The son-in-law with us mentioned about not disturbing the hive too much and he is right. Each time we do take a look some of the comb gets broke, pupae may fall out or get crushed, and I'm sure it must stress them out a bit. So it's the waiting game now. We'll probably check in with them again in two weeks or so but will try to not actually pull any frames unless we think we need to. I actually came across a good posting today about how to inspect bee hives on Linda's Bees site. She has a LOT of good stuff on her site and I read it often.

So, there was one thing I thought was kind of exciting tonight. Remember I said I saw some liquid drop? When I was putting away the smoker I saw a drop of liquid on it too. Sticky liquid.... Honey? or just nectar? I'm gonna say honey which is kind of exciting. They are producing and eventually we should get some honey harvested. Awesome!

Thursday, May 14, 2009

Nashville Bees

Another article I came across today with bees swarming in the news. This one was not nearly as sensational as the previous one I pointed out, but brief, to the point, and it showed the correct way to handle a swam of bees. Call a professional. Nothing negative at all and they even shared a positive about pollination from bees. Good job News Channel 5!

Wednesday, May 13, 2009

Bee hysteria!

I stumbled across this headline in my rss feeds of news stories about honeybees.
Woman trapped by garden bee swarm

Of course with a headline like that I had to read it. Turns out a woman in the UK had a swam of bees settle into her garden tree. She says she closed all her window and doors to keep the bees out but no where does she indicate being "trapped". In fact she even has close up pictures of the swarm in her tree, so obviously she was not trapped anywhere. The article also quotes the woman as saying that a neighbor had just gotten a bee hive and maybe that is where they swarmed from.

But of course making it sound like the evil bees trapped this lady I'm sure made more people read.

Bees (and many other insects for that matter) really get a bad rap sometimes. While this article does not explicitly say anything bad about them, it also does nothing to share the good bees do or dispel the myth of how dangerous they are. I've never seen an actual swarm in person, but everything I've read indicates that they are actually very docile during this process. All they want to do is protect the queen and find a new home.

Recently in the press most articles I've read are "bee positive" and not fear invoking like this one. The whole colony collapse issue has brought honeybees more front and center with people seeing how important they are. As amateur bee keepers we do all we can to help promote bees and spread the message about how important and friendly they really are. We should all keep eyes on sensational headlines and do what we can to set stories about bees straight.

Monday, May 4, 2009

We have brood!!!

It's now been 15 days since we installed the bees. We went out tonight with a fresh batch of sugar water planning to fill them up. But when we took a look inside.... we don't think they need any more supplemental feeding!!!

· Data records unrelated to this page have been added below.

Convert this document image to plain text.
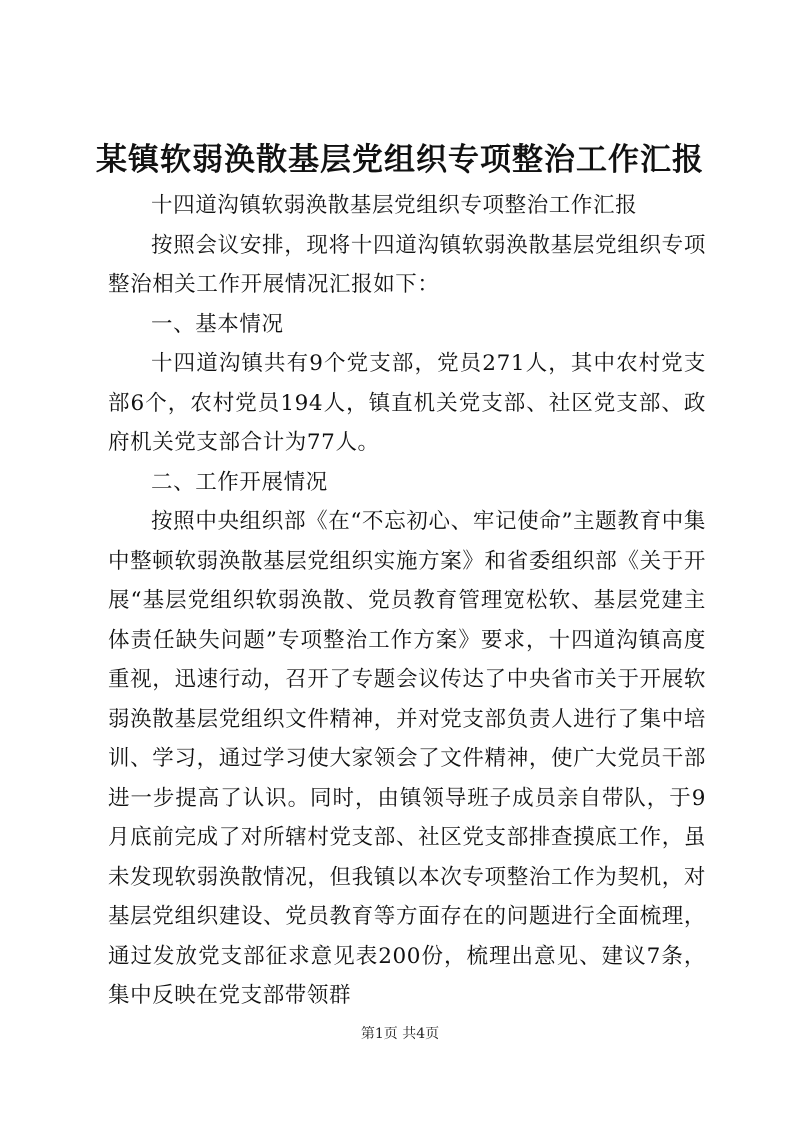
某镇软弱涣散基层党组织专项整治工作汇报

十四道沟镇软弱涣散基层党组织专项整治工作汇报

按照会议安排，现将十四道沟镇软弱涣散基层党组织专项整治相关工作开展情况汇报如下：

一、基本情况

十四道沟镇共有9个党支部，党员271人，其中农村党支部6个，农村党员194人，镇直机关党支部、社区党支部、政府机关党支部合计为77人。

二、工作开展情况

按照中央组织部《在“不忘初心、牢记使命”主题教育中集中整顿软弱涣散基层党组织实施方案》和省委组织部《关于开展“基层党组织软弱涣散、党员教育管理宽松软、基层党建主体责任缺失问题”专项整治工作方案》要求，十四道沟镇高度重视，迅速行动，召开了专题会议传达了中央省市关于开展软弱涣散基层党组织文件精神，并对党支部负责人进行了集中培训、学习，通过学习使大家领会了文件精神，使广大党员干部进一步提高了认识。同时，由镇领导班子成员亲自带队，于9月底前完成了对所辖村党支部、社区党支部排查摸底工作，虽未发现软弱涣散情况，但我镇以本次专项整治工作为契机，对基层党组织建设、党员教育等方面存在的问题进行全面梳理，通过发放党支部征求意见表200份，梳理出意见、建议7条，集中反映在党支部带领群

第1页 共4页
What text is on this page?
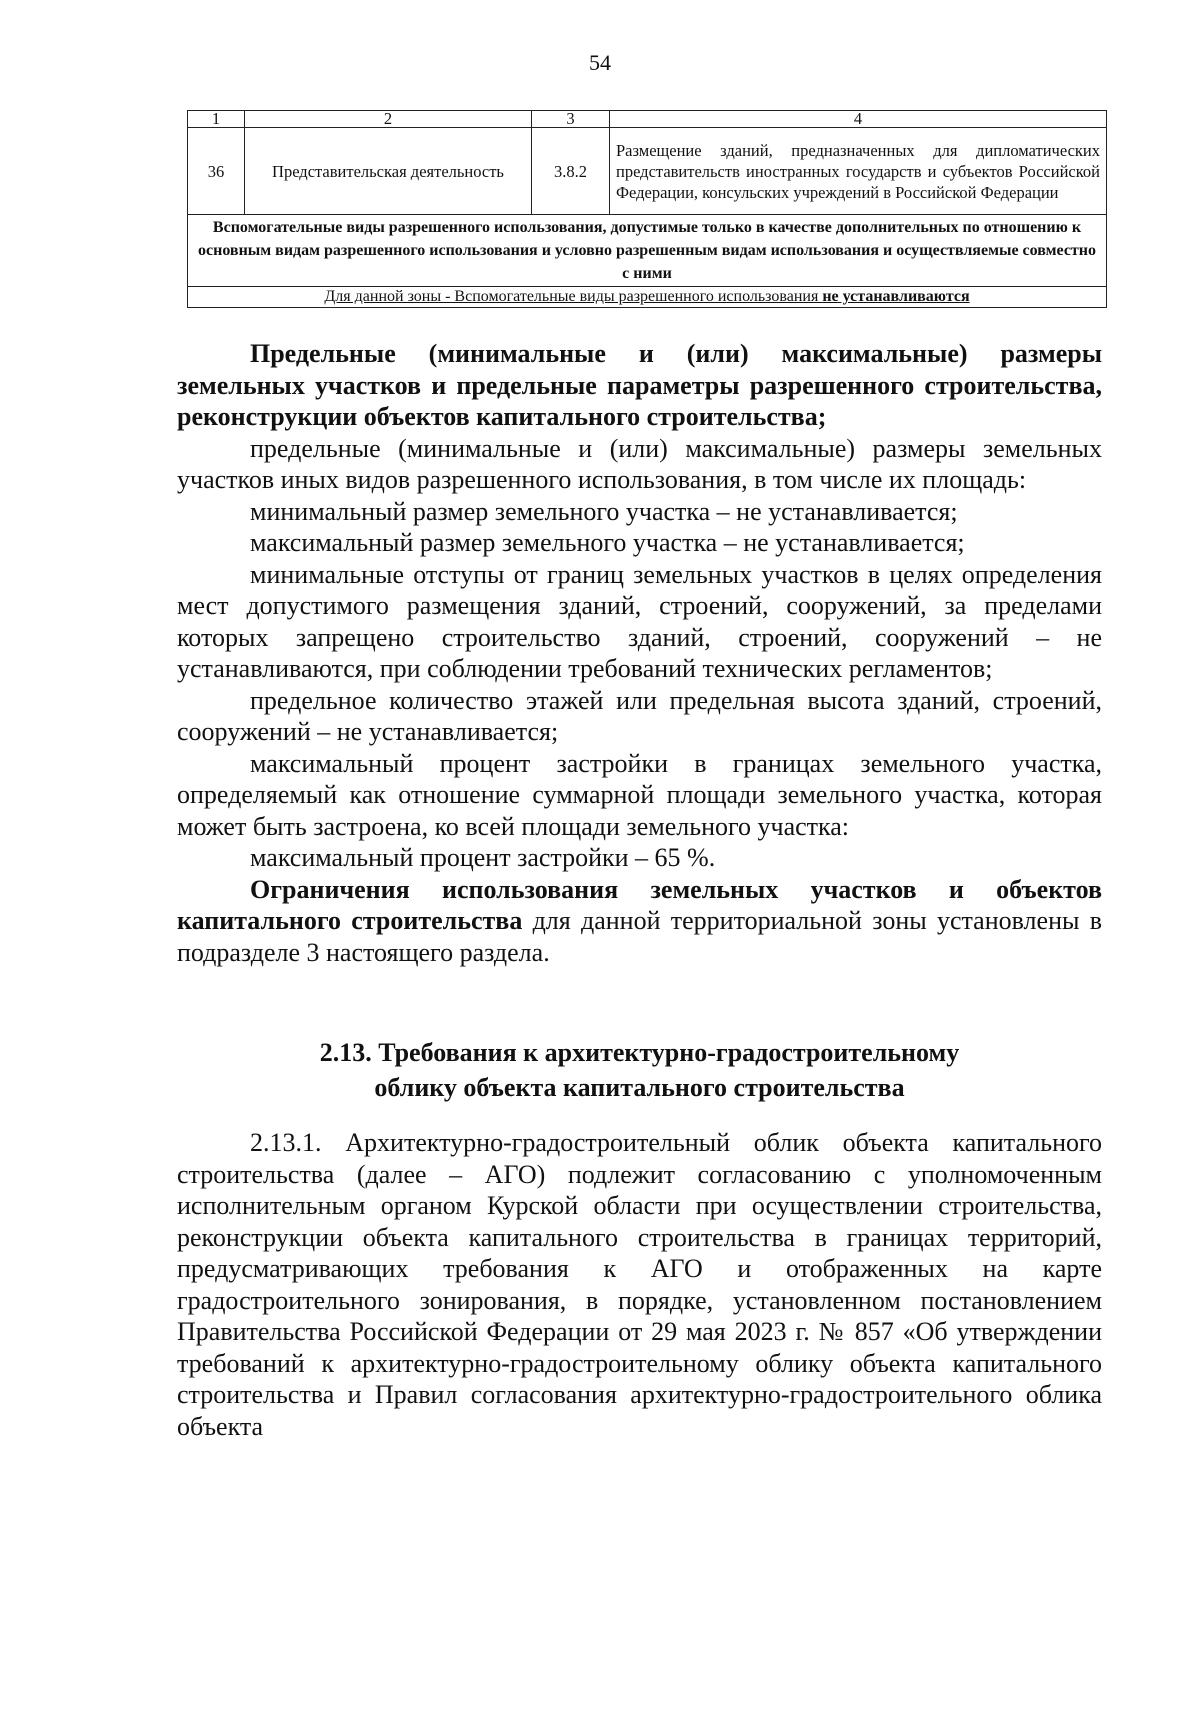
54
1	2	3	4
36	Представительская деятельность	3.8.2	Размещение зданий, предназначенных для дипломатических представительств иностранных государств и субъектов Российской Федерации, консульских учреждений в Российской Федерации
Вспомогательные виды разрешенного использования, допустимые только в качестве дополнительных по отношению к основным видам разрешенного использования и условно разрешенным видам использования и осуществляемые совместно с ними			
Для данной зоны - Вспомогательные виды разрешенного использования не устанавливаются			

Предельные (минимальные и (или) максимальные) размеры земельных участков и предельные параметры разрешенного строительства, реконструкции объектов капитального строительства;

предельные (минимальные и (или) максимальные) размеры земельных участков иных видов разрешенного использования, в том числе их площадь:

минимальный размер земельного участка – не устанавливается;

максимальный размер земельного участка – не устанавливается;

минимальные отступы от границ земельных участков в целях определения мест допустимого размещения зданий, строений, сооружений, за пределами которых запрещено строительство зданий, строений, сооружений – не устанавливаются, при соблюдении требований технических регламентов;

предельное количество этажей или предельная высота зданий, строений, сооружений – не устанавливается;

максимальный процент застройки в границах земельного участка, определяемый как отношение суммарной площади земельного участка, которая может быть застроена, ко всей площади земельного участка:

максимальный процент застройки – 65 %.

Ограничения использования земельных участков и объектов капитального строительства для данной территориальной зоны установлены в подразделе 3 настоящего раздела.

2.13. Требования к архитектурно-градостроительному
облику объекта капитального строительства

2.13.1. Архитектурно-градостроительный облик объекта капитального строительства (далее – АГО) подлежит согласованию с уполномоченным исполнительным органом Курской области при осуществлении строительства, реконструкции объекта капитального строительства в границах территорий, предусматривающих требования к АГО и отображенных на карте градостроительного зонирования, в порядке, установленном постановлением Правительства Российской Федерации от 29 мая 2023 г. № 857 «Об утверждении требований к архитектурно-градостроительному облику объекта капитального строительства и Правил согласования архитектурно-градостроительного облика объекта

We used our smoker for the first time so we'd feel comfortable pulling all the frames and really getting a good look. There was some comb built on all eight frames. One frame we saw where they had capped some honey (or soon to be honey). As we moved further to the center we started seeing eggs inside some of the cells. Then we saw capped cells and even many larva in uncapped cells. Click the picture on the right to get a bigger view and you will see the larva which look like little white worms.

We also saw a few capped cells that were larger and probably contain drones. We have not seen any live drones yet, but these are the "boys". The hive will produce many of them and their sole purpose is to mate with queens. Sounds like a rough life.

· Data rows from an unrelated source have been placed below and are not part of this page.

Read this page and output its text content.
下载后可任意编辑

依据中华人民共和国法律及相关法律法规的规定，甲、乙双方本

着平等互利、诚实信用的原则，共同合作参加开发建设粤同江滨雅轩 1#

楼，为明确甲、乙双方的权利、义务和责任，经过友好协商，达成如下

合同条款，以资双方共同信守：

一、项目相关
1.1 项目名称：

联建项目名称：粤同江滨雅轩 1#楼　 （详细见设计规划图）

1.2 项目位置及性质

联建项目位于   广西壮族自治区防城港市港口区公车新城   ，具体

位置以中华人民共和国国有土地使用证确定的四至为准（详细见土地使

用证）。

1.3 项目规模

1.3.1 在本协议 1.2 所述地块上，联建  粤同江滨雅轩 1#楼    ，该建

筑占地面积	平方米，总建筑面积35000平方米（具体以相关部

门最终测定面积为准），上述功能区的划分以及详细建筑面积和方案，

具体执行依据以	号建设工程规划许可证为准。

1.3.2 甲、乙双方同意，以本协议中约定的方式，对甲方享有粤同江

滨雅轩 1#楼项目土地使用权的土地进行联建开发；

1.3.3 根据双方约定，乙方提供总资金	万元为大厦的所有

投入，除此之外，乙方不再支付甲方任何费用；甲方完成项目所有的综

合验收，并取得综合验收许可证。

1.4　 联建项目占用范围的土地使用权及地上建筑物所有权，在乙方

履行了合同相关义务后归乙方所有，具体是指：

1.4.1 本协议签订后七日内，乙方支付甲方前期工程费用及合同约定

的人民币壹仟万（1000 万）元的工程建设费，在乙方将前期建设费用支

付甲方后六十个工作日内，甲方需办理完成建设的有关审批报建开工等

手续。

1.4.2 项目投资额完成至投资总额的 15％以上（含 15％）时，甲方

So, this was a really cool visit tonight. The queen seems to really be doing her job well and the hive seems healthy. Since we now have new bees on the way (called brood) we decided there was no more need for supplemental feeding and thus pulled the sugar water feeder out. It was completely empty which means they have gone through a total of 2 gallons of the stuff in the last two weeks. In its place we put in two empty frames so that a full 10 are now there. Exciting times!!!

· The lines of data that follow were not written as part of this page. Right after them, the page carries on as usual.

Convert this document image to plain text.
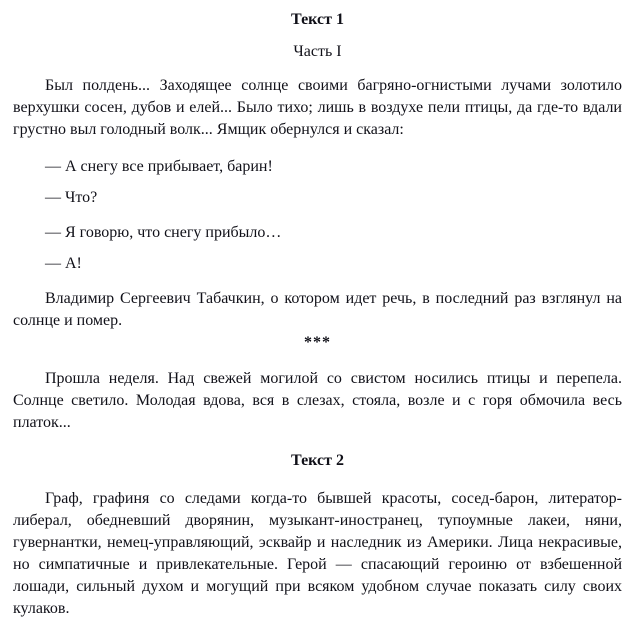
Текст 1
Часть I
Был полдень... Заходящее солнце своими багряно-огнистыми лучами золотило
верхушки сосен, дубов и елей... Было тихо; лишь в воздухе пели птицы, да где-то вдали
грустно выл голодный волк... Ямщик обернулся и сказал:
— А снегу все прибывает, барин!
— Что?
— Я говорю, что снегу прибыло…
— А!
Владимир Сергеевич Табачкин, о котором идет речь, в последний раз взглянул на
солнце и помер.
***
Прошла неделя. Над свежей могилой со свистом носились птицы и перепела.
Солнце светило. Молодая вдова, вся в слезах, стояла, возле и с горя обмочила весь
платок...
Текст 2
Граф, графиня со следами когда-то бывшей красоты, сосед-барон, литератор-
либерал, обедневший дворянин, музыкант-иностранец, тупоумные лакеи, няни,
гувернантки, немец-управляющий, эсквайр и наследник из Америки. Лица некрасивые,
но симпатичные и привлекательные. Герой — спасающий героиню от взбешенной
лошади, сильный духом и могущий при всяком удобном случае показать силу своих
кулаков.
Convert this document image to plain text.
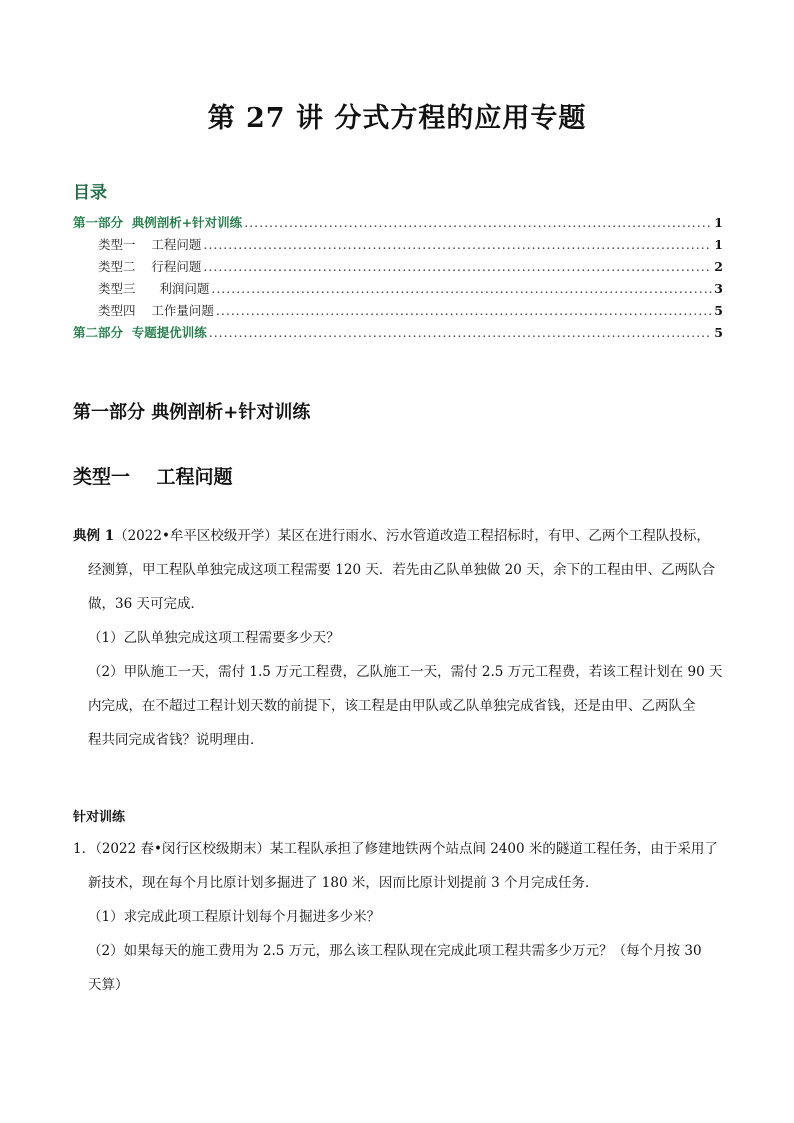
第 27 讲 分式方程的应用专题
目录
第一部分  典例剖析+针对训练 .....	1
类型一    工程问题 .....	1
类型二    行程问题 .....	2
类型三      利润问题 .....	3
类型四    工作量问题 .....	5
第二部分  专题提优训练 .....	5
第一部分 典例剖析+针对训练
类型一    工程问题
典例 1（2022•牟平区校级开学）某区在进行雨水、污水管道改造工程招标时，有甲、乙两个工程队投标，
经测算，甲工程队单独完成这项工程需要 120 天．若先由乙队单独做 20 天，余下的工程由甲、乙两队合
做，36 天可完成．
（1）乙队单独完成这项工程需要多少天？
（2）甲队施工一天，需付 1.5 万元工程费，乙队施工一天，需付 2.5 万元工程费，若该工程计划在 90 天
内完成，在不超过工程计划天数的前提下，该工程是由甲队或乙队单独完成省钱，还是由甲、乙两队全
程共同完成省钱？说明理由．
针对训练
1．（2022 春•闵行区校级期末）某工程队承担了修建地铁两个站点间 2400 米的隧道工程任务，由于采用了
新技术，现在每个月比原计划多掘进了 180 米，因而比原计划提前 3 个月完成任务．
（1）求完成此项工程原计划每个月掘进多少米？
（2）如果每天的施工费用为 2.5 万元，那么该工程队现在完成此项工程共需多少万元？（每个月按 30
天算）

Now what? I guess we wait. We do not have a clear plan of what is next but since they seem to be doing great and will soon have many new bees flying around we've started talking about enlarging their home. Any advice from readers out there? Do we add on another deep body next or go right for a smaller super with queen excluder between? From most of the catalogs they often show 2 deep bodies with 2 supers on top for honey harvesting. We'll have to do some research and think about what we want to do. I can almost taste the honey already.